Before leaving Helsinki, we arXived [from the Air France lounge!] the paper Jean-Michel presented on Monday at ABCruise in Helsinki. This paper summarises the experiments Louis conducted over the past months to assess the great performances of a random forest regression approach to ABC parameter inference. Thus validating in this experimental sense the use of this new approach to conducting ABC for Bayesian inference by random forests. (And not ABC model choice as in the Bioinformatics paper with Pierre Pudlo and others.)
I think the major incentives in exploiting the (still mysterious) tool of random forests [against more traditional ABC approaches like Fearnhead and Prangle (2012) on summary selection] are that (i) forests do not require a preliminary selection of the summary statistics, since an arbitrary number of summaries can be used as input for the random forest, even when including a large number of useless white noise variables; (b) there is no longer a tolerance level involved in the process, since the many trees in the random forest define a natural if rudimentary distance that corresponds to being or not being in the same leaf as the observed vector of summary statistics η(y); (c) the size of the reference table simulated from the prior (predictive) distribution does not need to be as large as for in usual ABC settings and hence this approach leads to significant gains in computing time since the production of the reference table usually is the costly part! To the point that deriving a different forest for each univariate transform of interest is truly a minor drag in the overall computing cost of the approach.

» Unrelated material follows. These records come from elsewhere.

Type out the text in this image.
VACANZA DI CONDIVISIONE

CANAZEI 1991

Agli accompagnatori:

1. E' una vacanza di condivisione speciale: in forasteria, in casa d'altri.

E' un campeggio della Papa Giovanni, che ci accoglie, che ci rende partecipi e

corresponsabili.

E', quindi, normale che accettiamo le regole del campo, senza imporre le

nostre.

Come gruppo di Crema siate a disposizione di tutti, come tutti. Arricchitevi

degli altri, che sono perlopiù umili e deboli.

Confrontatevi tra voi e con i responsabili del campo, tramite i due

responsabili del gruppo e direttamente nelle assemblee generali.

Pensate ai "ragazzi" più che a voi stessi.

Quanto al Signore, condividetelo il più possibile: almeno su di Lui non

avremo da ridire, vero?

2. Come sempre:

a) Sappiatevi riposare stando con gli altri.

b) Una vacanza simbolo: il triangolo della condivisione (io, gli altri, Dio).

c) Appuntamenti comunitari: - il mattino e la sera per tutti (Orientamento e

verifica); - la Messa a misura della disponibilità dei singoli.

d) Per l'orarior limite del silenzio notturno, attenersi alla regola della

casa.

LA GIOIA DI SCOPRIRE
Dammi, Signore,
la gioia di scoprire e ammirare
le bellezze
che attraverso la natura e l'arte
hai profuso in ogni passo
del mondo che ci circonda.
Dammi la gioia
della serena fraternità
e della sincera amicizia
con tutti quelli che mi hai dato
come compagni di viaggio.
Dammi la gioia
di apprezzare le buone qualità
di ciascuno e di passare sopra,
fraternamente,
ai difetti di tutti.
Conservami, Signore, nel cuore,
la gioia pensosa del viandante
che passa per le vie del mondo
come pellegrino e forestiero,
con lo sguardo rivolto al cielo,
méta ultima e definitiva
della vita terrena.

An intriguing point we uncovered through Louis’ experiments is that an unusual version of the variance estimator is preferable to the standard estimator: we indeed exposed better estimation performances when using a weighted version of the out-of-bag residuals (which are computed as the differences between the simulated value of the parameter transforms and their expectation obtained by removing the random trees involving this simulated value). Another intriguing feature [to me] is that the regression weights as proposed by Meinshausen (2006) are obtained as an average of the inverse of the number of terms in the leaf of interest. When estimating the posterior expectation of a transform h(θ) given the observed η(y), this summary statistic η(y) ends up in a given leaf for each tree in the forest and all that matters for computing the weight is the number of points from the reference table ending up in this very leaf. I do find this difficult to explain when confronting the case when many simulated points are in the leaf against the case when a single simulated point makes the leaf. This single point ends up being much more influential that all the points in the other situation… While being an outlier of sorts against the prior simulation. But now that I think more about it (after an expensive Lapin Kulta beer in the Helsinki airport while waiting for a change of tire on our airplane!), it somewhat makes sense that rare simulations that agree with the data should be weighted much more than values that stem from the prior simulations and hence do not translate much of an information brought by the observation. (If this sounds murky, blame the beer.) What I found great about this new approach is that it produces a non-parametric evaluation of the cdf of the quantity of interest h(θ) at no calibration cost or hardly any. (An R package is in the making, to be added to the existing R functions of abcrf we developed for the ABC model choice paper.)